Reduced CTLA4 expression in thymoma may predispose to a higher risk of developing MG.
重症肌无力(MG)是一种自身免疫性疾病,约 10%-15%的病例与胸腺瘤合并存在。T 细胞表达的细胞毒性 T 淋巴细胞相关抗原 4(CTLA4)可下调 T 细胞介导的免疫反应。CTLA4 基因的多态性与 MG 的发生有关。在这种情况下,我们旨在确定 CTLA4 在胸腺瘤中的表达是否在伴有和不伴有 MG 的患者之间存在差异,以及 CTLA4 基因多态性是否与这些差异相关。

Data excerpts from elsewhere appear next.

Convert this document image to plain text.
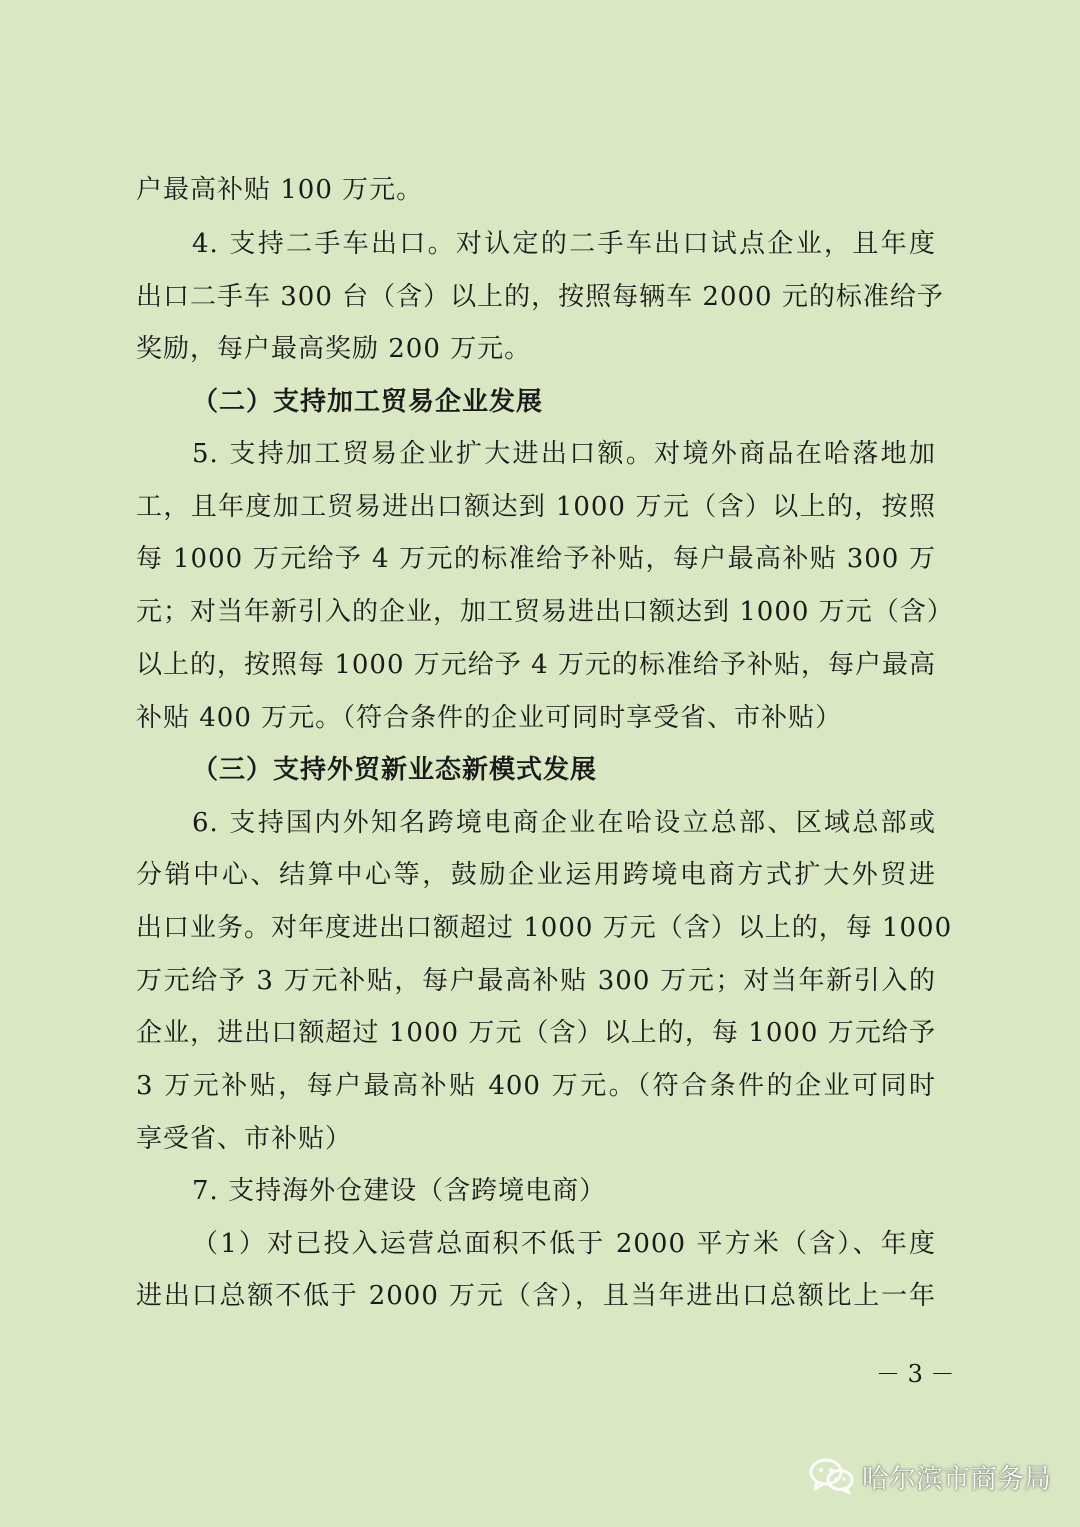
户最高补贴 100 万元。
4. 支持二手车出口。对认定的二手车出口试点企业，且年度
出口二手车 300 台（含）以上的，按照每辆车 2000 元的标准给予
奖励，每户最高奖励 200 万元。
（二）支持加工贸易企业发展
5. 支持加工贸易企业扩大进出口额。对境外商品在哈落地加
工，且年度加工贸易进出口额达到 1000 万元（含）以上的，按照
每 1000 万元给予 4 万元的标准给予补贴，每户最高补贴 300 万
元；对当年新引入的企业，加工贸易进出口额达到 1000 万元（含）
以上的，按照每 1000 万元给予 4 万元的标准给予补贴，每户最高
补贴 400 万元。（符合条件的企业可同时享受省、市补贴）
（三）支持外贸新业态新模式发展
6. 支持国内外知名跨境电商企业在哈设立总部、区域总部或
分销中心、结算中心等，鼓励企业运用跨境电商方式扩大外贸进
出口业务。对年度进出口额超过 1000 万元（含）以上的，每 1000
万元给予 3 万元补贴，每户最高补贴 300 万元；对当年新引入的
企业，进出口额超过 1000 万元（含）以上的，每 1000 万元给予
3 万元补贴，每户最高补贴 400 万元。（符合条件的企业可同时
享受省、市补贴）
7. 支持海外仓建设（含跨境电商）
（1）对已投入运营总面积不低于 2000 平方米（含）、年度
进出口总额不低于 2000 万元（含），且当年进出口总额比上一年
－ 3 －
哈尔滨市商务局
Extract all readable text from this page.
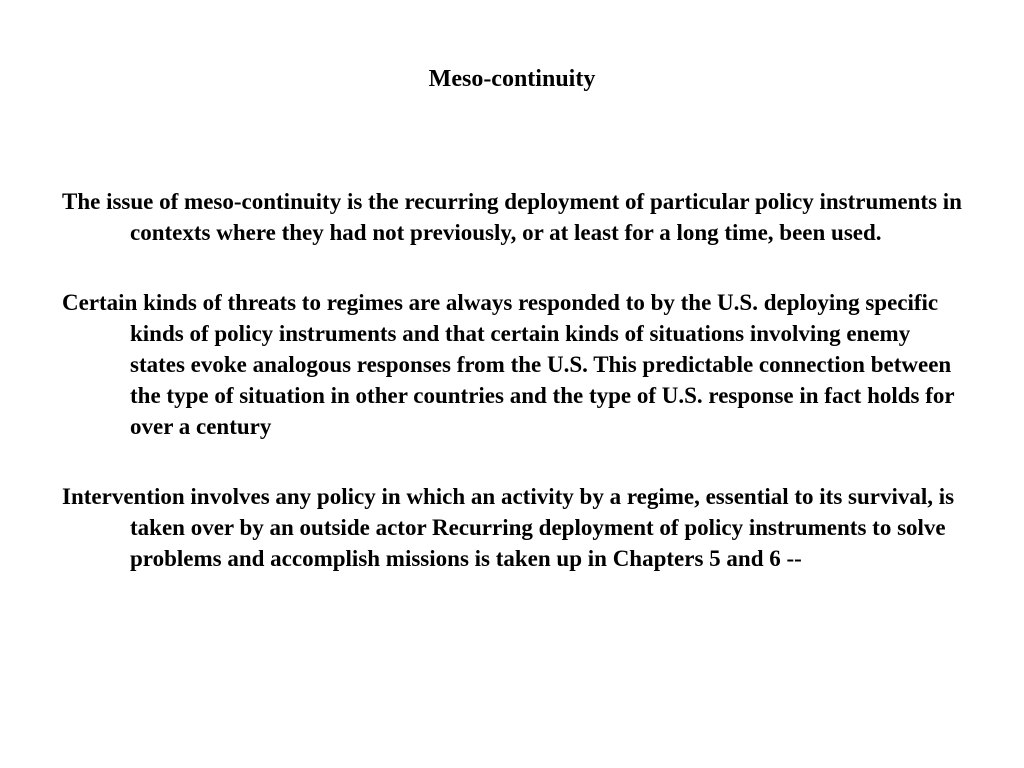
Meso-continuity

The issue of meso-continuity is the recurring deployment of particular policy instruments in contexts where they had not previously, or at least for a long time, been used.

Certain kinds of threats to regimes are always responded to by the U.S. deploying specific kinds of policy instruments and that certain kinds of situations involving enemy states evoke analogous responses from the U.S. This predictable connection between the type of situation in other countries and the type of U.S. response in fact holds for over a century

Intervention involves any policy in which an activity by a regime, essential to its survival, is taken over by an outside actor Recurring deployment of policy instruments to solve problems and accomplish missions is taken up in Chapters 5 and 6 --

这是一项回顾性研究,纳入了 2010 年 1 月至 2020 年 12 月在我院因胸腺瘤接受手术治疗的所有伴有和不伴有 MG 的患者。10 例正常胸腺组织标本作为对照。通过免疫组织化学检测石蜡包埋胸腺瘤标本中 CTLA4 阳性细胞的数量。通过免疫组织化学(B 细胞淋巴瘤[BCL]-6 表达)和 CD4-FOXP3 的双免疫荧光染色分别确定滤泡中心和调节性 T 细胞淋巴细胞的存在。我们评估了 CTLA4 在胸腺中的表达与 MG 发生之间的相关性。我们还评估了 CTLA4 表达与 MG 的各种临床和预后特征之间的相关性。我们对 CTLA4 基因进行了测序,并评估了 CTLA4 多态性与胸腺 CTLA4 表达之间的可能关联。最后,我们评估了这些多态性与 MG 风险之间的潜在关联。
共纳入 41 例胸腺瘤患者。其中 23 例合并 MG(56.1%)。平均而言,伴有 MG 的患者胸腺瘤中 CTLA4 阳性细胞数少于非 MG 患者:69.3 个细胞/mm(95%CI:39.6-99.1)vs 674.4(276.0-1024.0)个细胞/mm;=0.001 和 vs 对照组(200.74[57.9-343.6]个细胞/mm;=0.02)。BCL6 或 CD4-FOXP3 阳性细胞数在 MG 组与非 MG 组之间无差异。CTLA4 表达与 MG 结局或治疗抵抗无相关性。在 CTLA4 基因中检测到两个多态性,rs231770(n=30 例)和 rs231775(n=17 例)。所有基因型的 MG 患者比例相似。然而,与非携带者相比,rs231775 多态性携带者的 CTLA4 阳性细胞计数有降低的趋势,但无统计学意义:77.9 个细胞/mm(95%CI:-51.5 至 207.5)vs 343.3 个细胞/mm(95%CI:126.2 至 560.4)。
胸腺瘤中 CTLA4 表达减少可能导致发生 MG 的风险增加。